Saturday, December 25, 2010

You Will Find the Baby in the Neediest Place

Preached on Christmas Eve

Scripture readings: Isaiah 42:1-9; Luke 2:1-20

On the hills above Bethlehem, the shepherds saw, and heard, and felt unimaginable things, indescribable things. Angels: but there was more than angels with them. “The glory of the Lord shone around them.” (Luke 2:9)

The glory of the Lord is the sign of the presence of the Lord. The Lord was there; and the shepherds experienced his presence as an exceeding weight, and light, and fear, and joy, and peace. There are no words for this.



The Lord was there. But the Lord was also to be found in a manger. He was lying in a feed trough in the place where the animals were kept for the inn at Bethlehem. There would be no sense of glory there: nothing that you could see, or hear, or feel. It would not be obvious.

The angel had to give the shepherds signs, so that they would know when they had found the Lord who had come to be the Christ, the Messiah, the king of the kingdom of God. According to the signs, they would have to find the Lord by means of priorities that were the exact opposite of what everyone else would have expected.

The message of the angels was about good news, joy, and peace. And these are things the world desperately needs and cries out for. We want them too. Sooner or later, we cry out for them. We want good news for a change. We want joy. We want peace. The message of the angels, and the directions they gave, and what the shepherds found tell us things about good news, and joy, and peace that very few people know anything about. The angels sent the shepherds to a place where no one else was going.

We think that if we could only go where everyone else is going that we could find good news, joy, and peace. We think that if we could only be like what everyone else seems to be, we would be happy.



Everybody thinks this by nature. Even those who seek to live in total rejection of being like everyone else find their happiness in being like others. The people who are Goths: who wear black clothing and black lipstick (even the guys) and dye their hair black, and wear spikes, and get piercings all look alike. They all look for much the same things. They like the same things, and that is their happiness.

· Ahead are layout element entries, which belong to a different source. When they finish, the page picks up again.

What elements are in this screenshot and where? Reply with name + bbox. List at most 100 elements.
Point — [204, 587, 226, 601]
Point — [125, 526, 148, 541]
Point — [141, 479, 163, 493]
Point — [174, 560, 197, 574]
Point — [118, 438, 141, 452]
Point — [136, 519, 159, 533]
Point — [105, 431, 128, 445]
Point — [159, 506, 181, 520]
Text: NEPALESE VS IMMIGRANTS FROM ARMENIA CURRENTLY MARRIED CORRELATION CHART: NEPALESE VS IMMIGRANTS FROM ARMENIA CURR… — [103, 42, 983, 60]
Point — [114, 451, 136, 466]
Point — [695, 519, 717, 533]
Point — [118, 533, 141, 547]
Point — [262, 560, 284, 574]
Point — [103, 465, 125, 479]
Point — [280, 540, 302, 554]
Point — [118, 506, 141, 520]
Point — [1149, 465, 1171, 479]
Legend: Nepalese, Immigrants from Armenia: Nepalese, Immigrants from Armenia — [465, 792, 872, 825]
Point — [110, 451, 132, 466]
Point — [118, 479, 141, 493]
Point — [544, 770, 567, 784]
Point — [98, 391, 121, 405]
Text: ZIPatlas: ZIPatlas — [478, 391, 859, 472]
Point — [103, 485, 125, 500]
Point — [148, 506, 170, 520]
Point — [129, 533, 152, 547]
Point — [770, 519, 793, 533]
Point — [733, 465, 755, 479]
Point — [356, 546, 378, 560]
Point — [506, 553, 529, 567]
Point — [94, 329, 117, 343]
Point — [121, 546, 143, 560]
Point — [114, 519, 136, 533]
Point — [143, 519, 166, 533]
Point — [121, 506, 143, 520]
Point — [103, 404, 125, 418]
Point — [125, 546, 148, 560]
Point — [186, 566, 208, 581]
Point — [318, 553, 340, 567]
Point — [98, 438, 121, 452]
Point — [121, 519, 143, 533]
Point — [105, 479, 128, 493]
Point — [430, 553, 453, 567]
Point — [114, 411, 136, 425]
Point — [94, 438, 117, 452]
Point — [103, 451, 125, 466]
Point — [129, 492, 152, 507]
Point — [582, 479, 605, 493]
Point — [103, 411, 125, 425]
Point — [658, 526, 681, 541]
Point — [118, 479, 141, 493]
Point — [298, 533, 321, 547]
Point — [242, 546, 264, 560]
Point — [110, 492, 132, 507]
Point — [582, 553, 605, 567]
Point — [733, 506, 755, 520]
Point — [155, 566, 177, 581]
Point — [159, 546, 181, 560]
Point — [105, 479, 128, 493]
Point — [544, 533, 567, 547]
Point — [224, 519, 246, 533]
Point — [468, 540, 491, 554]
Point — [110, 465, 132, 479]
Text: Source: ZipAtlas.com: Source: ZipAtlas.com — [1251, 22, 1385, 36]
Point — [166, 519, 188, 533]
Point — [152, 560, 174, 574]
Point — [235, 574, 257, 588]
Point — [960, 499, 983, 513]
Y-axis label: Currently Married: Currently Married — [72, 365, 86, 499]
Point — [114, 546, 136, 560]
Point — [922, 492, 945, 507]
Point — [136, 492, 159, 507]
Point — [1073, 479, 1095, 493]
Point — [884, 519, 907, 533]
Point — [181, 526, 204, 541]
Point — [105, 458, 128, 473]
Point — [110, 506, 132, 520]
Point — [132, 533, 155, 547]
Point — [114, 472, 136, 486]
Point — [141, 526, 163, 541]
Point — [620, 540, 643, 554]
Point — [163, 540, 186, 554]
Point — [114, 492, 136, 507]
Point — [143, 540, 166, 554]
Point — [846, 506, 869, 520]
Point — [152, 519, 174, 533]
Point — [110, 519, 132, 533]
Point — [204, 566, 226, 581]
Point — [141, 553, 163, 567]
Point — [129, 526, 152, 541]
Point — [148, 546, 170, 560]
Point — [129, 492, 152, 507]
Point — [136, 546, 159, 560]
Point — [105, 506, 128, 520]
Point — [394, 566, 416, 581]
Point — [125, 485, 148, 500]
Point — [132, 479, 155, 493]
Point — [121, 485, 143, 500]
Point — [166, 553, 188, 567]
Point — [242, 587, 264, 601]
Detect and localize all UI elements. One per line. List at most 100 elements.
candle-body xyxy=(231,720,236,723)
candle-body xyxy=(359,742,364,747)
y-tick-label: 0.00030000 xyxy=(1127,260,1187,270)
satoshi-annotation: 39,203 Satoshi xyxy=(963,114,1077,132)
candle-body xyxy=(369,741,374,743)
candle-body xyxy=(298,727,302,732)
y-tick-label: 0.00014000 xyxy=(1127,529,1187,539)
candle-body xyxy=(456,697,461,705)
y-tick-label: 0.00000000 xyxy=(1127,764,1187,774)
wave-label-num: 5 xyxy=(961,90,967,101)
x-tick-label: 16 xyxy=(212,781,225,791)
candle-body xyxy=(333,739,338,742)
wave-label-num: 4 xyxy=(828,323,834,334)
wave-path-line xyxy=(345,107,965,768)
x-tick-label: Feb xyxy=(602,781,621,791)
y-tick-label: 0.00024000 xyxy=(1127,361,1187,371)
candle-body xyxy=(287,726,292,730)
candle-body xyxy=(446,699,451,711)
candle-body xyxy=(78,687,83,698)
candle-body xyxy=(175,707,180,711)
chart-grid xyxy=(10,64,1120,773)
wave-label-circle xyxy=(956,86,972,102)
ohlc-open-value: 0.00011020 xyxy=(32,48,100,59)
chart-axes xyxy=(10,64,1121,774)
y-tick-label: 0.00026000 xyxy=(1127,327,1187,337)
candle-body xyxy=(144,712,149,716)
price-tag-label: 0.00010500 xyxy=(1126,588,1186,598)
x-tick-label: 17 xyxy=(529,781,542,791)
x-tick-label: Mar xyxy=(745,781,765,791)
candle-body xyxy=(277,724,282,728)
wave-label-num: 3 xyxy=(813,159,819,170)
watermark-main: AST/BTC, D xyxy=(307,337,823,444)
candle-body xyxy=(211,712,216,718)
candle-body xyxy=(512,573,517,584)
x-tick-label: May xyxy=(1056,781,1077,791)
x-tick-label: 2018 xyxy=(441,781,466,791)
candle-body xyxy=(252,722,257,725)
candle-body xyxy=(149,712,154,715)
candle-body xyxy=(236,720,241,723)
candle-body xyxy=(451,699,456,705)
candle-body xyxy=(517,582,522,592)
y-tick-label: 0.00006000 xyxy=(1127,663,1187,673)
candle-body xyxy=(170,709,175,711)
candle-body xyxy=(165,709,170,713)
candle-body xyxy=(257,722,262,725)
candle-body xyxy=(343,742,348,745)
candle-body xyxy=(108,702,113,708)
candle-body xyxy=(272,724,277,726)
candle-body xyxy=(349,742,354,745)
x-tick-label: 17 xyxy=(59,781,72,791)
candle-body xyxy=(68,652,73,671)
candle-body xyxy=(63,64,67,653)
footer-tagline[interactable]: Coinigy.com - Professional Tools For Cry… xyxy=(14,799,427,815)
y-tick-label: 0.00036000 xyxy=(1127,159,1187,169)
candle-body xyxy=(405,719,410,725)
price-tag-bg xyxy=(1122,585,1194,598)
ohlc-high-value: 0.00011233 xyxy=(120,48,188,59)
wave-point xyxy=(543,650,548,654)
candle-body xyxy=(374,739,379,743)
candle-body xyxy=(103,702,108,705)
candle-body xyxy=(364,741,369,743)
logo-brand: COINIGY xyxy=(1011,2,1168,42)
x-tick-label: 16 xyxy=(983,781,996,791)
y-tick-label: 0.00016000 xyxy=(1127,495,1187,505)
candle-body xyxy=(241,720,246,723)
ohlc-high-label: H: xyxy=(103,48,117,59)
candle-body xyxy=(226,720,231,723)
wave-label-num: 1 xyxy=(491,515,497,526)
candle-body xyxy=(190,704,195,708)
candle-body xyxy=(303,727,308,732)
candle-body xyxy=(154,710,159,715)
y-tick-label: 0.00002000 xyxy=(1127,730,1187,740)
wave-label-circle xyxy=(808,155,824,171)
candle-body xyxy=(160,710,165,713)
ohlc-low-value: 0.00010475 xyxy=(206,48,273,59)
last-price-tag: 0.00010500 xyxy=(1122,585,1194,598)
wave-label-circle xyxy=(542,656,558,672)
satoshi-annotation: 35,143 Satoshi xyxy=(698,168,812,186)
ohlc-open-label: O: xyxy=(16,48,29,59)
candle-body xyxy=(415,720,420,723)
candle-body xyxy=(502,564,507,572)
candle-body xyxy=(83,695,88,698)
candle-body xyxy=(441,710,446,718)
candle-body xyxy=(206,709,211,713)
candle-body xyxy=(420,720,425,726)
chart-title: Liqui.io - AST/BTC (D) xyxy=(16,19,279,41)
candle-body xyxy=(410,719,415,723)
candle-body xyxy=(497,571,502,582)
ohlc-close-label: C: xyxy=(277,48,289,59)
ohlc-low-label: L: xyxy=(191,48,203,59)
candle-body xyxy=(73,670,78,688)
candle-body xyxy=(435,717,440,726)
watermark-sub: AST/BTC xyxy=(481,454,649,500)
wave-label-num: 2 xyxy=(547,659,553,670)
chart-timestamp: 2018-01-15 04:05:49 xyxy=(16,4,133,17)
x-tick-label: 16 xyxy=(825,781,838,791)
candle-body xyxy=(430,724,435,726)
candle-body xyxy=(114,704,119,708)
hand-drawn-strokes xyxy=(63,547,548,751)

The shepherds had to go to a really strange place, where no one else seemed to be going, to find the Lord. Maybe there were other babies in other mangers; but, if there were any, it was completely unintentional. In order to find the Lord, we must look where other people don’t look. We must go where no one goes intentionally. This is a mystery.

It is a strange kind of search that the shepherds were on. They were looking for the Lord who was really looking for them. The Lord insisted on finding them by making them go to the places where they wouldn’t want to find him. The Lord found them by sending them to the neediest place in Bethlehem.

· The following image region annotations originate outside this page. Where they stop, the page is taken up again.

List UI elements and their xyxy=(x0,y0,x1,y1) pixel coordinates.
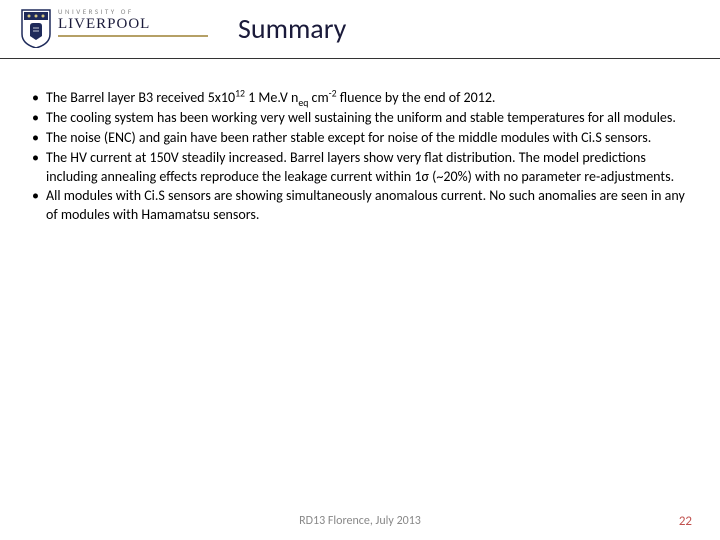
university-logo: UNIVERSITY OF LIVERPOOL xyxy=(20,8,208,48)
footer-text: RD13 Florence, July 2013 xyxy=(299,514,421,528)
shield-icon xyxy=(20,8,52,48)
university-text: UNIVERSITY OF LIVERPOOL xyxy=(58,8,208,37)
summary-list: The Barrel layer B3 received 5x1012 1 Me… xyxy=(28,89,692,225)
list-item: All modules with Ci.S sensors are showin… xyxy=(28,187,692,225)
list-item: The cooling system has been working very… xyxy=(28,109,692,128)
list-item: The Barrel layer B3 received 5x1012 1 Me… xyxy=(28,89,692,108)
list-item: The HV current at 150V steadily increase… xyxy=(28,149,692,187)
logo-underline xyxy=(58,35,208,37)
university-prefix: UNIVERSITY OF xyxy=(58,8,208,15)
slide-footer: RD13 Florence, July 2013 22 xyxy=(0,514,720,528)
list-item: The noise (ENC) and gain have been rathe… xyxy=(28,129,692,148)
slide-title: Summary xyxy=(238,11,346,46)
university-name: LIVERPOOL xyxy=(58,17,208,32)
slide-content: The Barrel layer B3 received 5x1012 1 Me… xyxy=(0,59,720,225)
slide-header: UNIVERSITY OF LIVERPOOL Summary xyxy=(0,0,720,52)
page-number: 22 xyxy=(679,514,692,529)
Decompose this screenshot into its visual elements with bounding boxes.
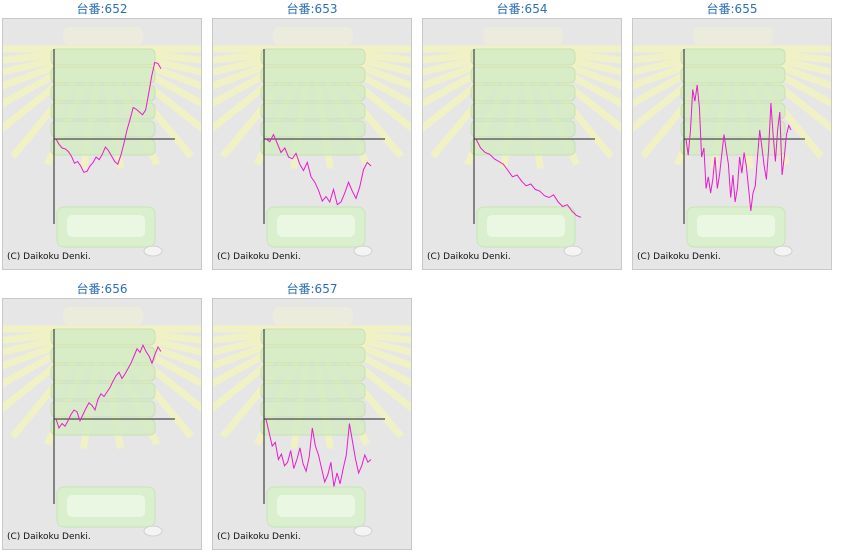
machine-number-link[interactable]: 台番:655 [706, 2, 758, 16]
background-tray [50, 102, 156, 120]
copyright-text: (C) Daikoku Denki. [7, 532, 91, 542]
background-tray [50, 66, 156, 84]
line-chart [3, 307, 201, 537]
line-chart [213, 307, 411, 537]
copyright-text: (C) Daikoku Denki. [427, 252, 511, 262]
machine-cell: 台番:654 (C) Daikoku Denki. [422, 0, 622, 270]
background-tray [260, 120, 366, 138]
line-chart [633, 27, 831, 257]
background-box-inner [277, 215, 355, 237]
copyright-text: (C) Daikoku Denki. [217, 252, 301, 262]
background-tray [470, 84, 576, 102]
background-tray [50, 328, 156, 346]
background-tray [680, 66, 786, 84]
background-tray [470, 102, 576, 120]
line-chart [423, 27, 621, 257]
background-tray-top [63, 307, 143, 325]
payout-series-line [55, 343, 162, 430]
background-tray [260, 66, 366, 84]
background-tray [260, 102, 366, 120]
background-tray [470, 48, 576, 66]
background-tray [260, 84, 366, 102]
machine-number-link[interactable]: 台番:652 [76, 2, 128, 16]
background-illustration [423, 27, 621, 257]
background-tray [50, 120, 156, 138]
payout-series-line [265, 133, 372, 206]
graph-panel: (C) Daikoku Denki. [422, 18, 622, 270]
background-tray [680, 48, 786, 66]
background-tray-top [273, 27, 353, 45]
background-tray-top [693, 27, 773, 45]
machine-number-link[interactable]: 台番:654 [496, 2, 548, 16]
copyright-text: (C) Daikoku Denki. [7, 252, 91, 262]
background-illustration [3, 307, 201, 537]
background-box-inner [487, 215, 565, 237]
machine-cell: 台番:652 (C) Daikoku Denki. [2, 0, 202, 270]
background-tray-top [63, 27, 143, 45]
copyright-text: (C) Daikoku Denki. [637, 252, 721, 262]
background-tray [680, 84, 786, 102]
line-chart [213, 27, 411, 257]
payout-series-line [265, 418, 372, 487]
background-tray [260, 48, 366, 66]
background-tray [260, 346, 366, 364]
copyright-text: (C) Daikoku Denki. [217, 532, 301, 542]
background-tray [260, 364, 366, 382]
background-tray-top [273, 307, 353, 325]
machine-number-link[interactable]: 台番:657 [286, 282, 338, 296]
background-illustration [633, 27, 831, 257]
background-tray [260, 400, 366, 418]
background-tray [50, 48, 156, 66]
graph-panel: (C) Daikoku Denki. [212, 298, 412, 550]
background-box-inner [697, 215, 775, 237]
graph-panel: (C) Daikoku Denki. [2, 298, 202, 550]
machine-cell: 台番:657 (C) Daikoku Denki. [212, 280, 412, 550]
background-coin [353, 525, 373, 537]
background-tray [470, 66, 576, 84]
background-tray [260, 328, 366, 346]
machine-number-link[interactable]: 台番:656 [76, 282, 128, 296]
background-box-inner [67, 495, 145, 517]
background-coin [773, 245, 793, 257]
background-tray [470, 120, 576, 138]
machine-cell: 台番:655 (C) Daikoku Denki. [632, 0, 832, 270]
background-tray [50, 364, 156, 382]
background-tray [50, 400, 156, 418]
background-tray [260, 382, 366, 400]
line-chart [3, 27, 201, 257]
background-coin [353, 245, 373, 257]
graph-panel: (C) Daikoku Denki. [212, 18, 412, 270]
background-illustration [213, 307, 411, 537]
payout-series-line [685, 84, 792, 212]
background-tray [50, 418, 156, 436]
background-coin [143, 245, 163, 257]
background-tray [680, 102, 786, 120]
background-box-inner [277, 495, 355, 517]
background-tray [50, 382, 156, 400]
background-illustration [213, 27, 411, 257]
graph-panel: (C) Daikoku Denki. [2, 18, 202, 270]
background-tray-top [483, 27, 563, 45]
machine-cell: 台番:656 (C) Daikoku Denki. [2, 280, 202, 550]
machine-number-link[interactable]: 台番:653 [286, 2, 338, 16]
machine-cell: 台番:653 (C) Daikoku Denki. [212, 0, 412, 270]
background-coin [143, 525, 163, 537]
background-tray [50, 346, 156, 364]
payout-series-line [55, 61, 162, 173]
background-illustration [3, 27, 201, 257]
payout-series-line [475, 138, 582, 218]
background-tray [50, 84, 156, 102]
background-box-inner [67, 215, 145, 237]
graph-panel: (C) Daikoku Denki. [632, 18, 832, 270]
background-coin [563, 245, 583, 257]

I am thinking about going where God wants me to go, and experiencing what God wants me to experience. But I want to tell him what and where those things are. I think that I will find God there, but God sends me where I have no intention of going. God sends me to the neediest places.

I visit people in hospitals and nursing homes. Especially at Christmas time, I look for people who need help with groceries and other necessities. I deal with people who need to give gifts to their children, and they lack the means to do it. The greatest need a parent can feel is the need to give something good to their children. God often sends me to the neediest places, on behalf of his love for the world. This is not just what I do. It is what we want our communities to do. It’s what we want to be for others.



Sometimes God sends us to the places where we become the needy ones.
When these are the places we go, when these are the places where we meet other people, and where we pray for the wisdom to think the right thoughts, and speak the right words, and do the right things, it makes us have very interesting conversations with God. It forces us to look for the Lord in a different way, and a different place, than we would otherwise.

The holy family and the baby Jesus were in the neediest place. They were people who were pushed around by government programs. They were uprooted. They found all kinds of doors slammed in their faces. They had almost nothing. They had no idea what to expect next.

But the baby was the Lord himself. The Lord, himself, was to be found there in the middle of these unexpected and completely undesired circumstances.

Sometimes God blesses us with plenty. We have comforts. We have shelter. We have family and friends. We have plans. We have predictable lives, for a while. We can find God is these places. We can find him richly. But we often find him in the rich places in such a way that we do not really know him or know ourselves.

It is in the needy places where we must depend on God alone, and not on our money, or our health, or our work, or the kindness and welcome of others, that we will find the Lord, and really know who he is and who we are with him.

The good news of joy and peace belongs to a world that doesn’t know much about them. The good news is the news of a God who steps into the center of a needy world, and steps into the center of our lives when we need him most.

If we were able to see our own great need right now, we would be in the place where we could truly find the Lord’s presence and a glory that cannot be seen, or heard, or maybe even felt, but the Lord’s presence in born within us and makes its home in us.

This is why the Lord’s Table is such a simple thing. Bread and wine are the things you might find a beggar eating and drinking under a bridge in Spokane, or in a stable. It really is. And maybe, spiritually, we know what it is like to be in such needy places of our own.



The story of the baby in the manger is the story of God with us in the needy places. This is one of the greatest lessons of Christmas.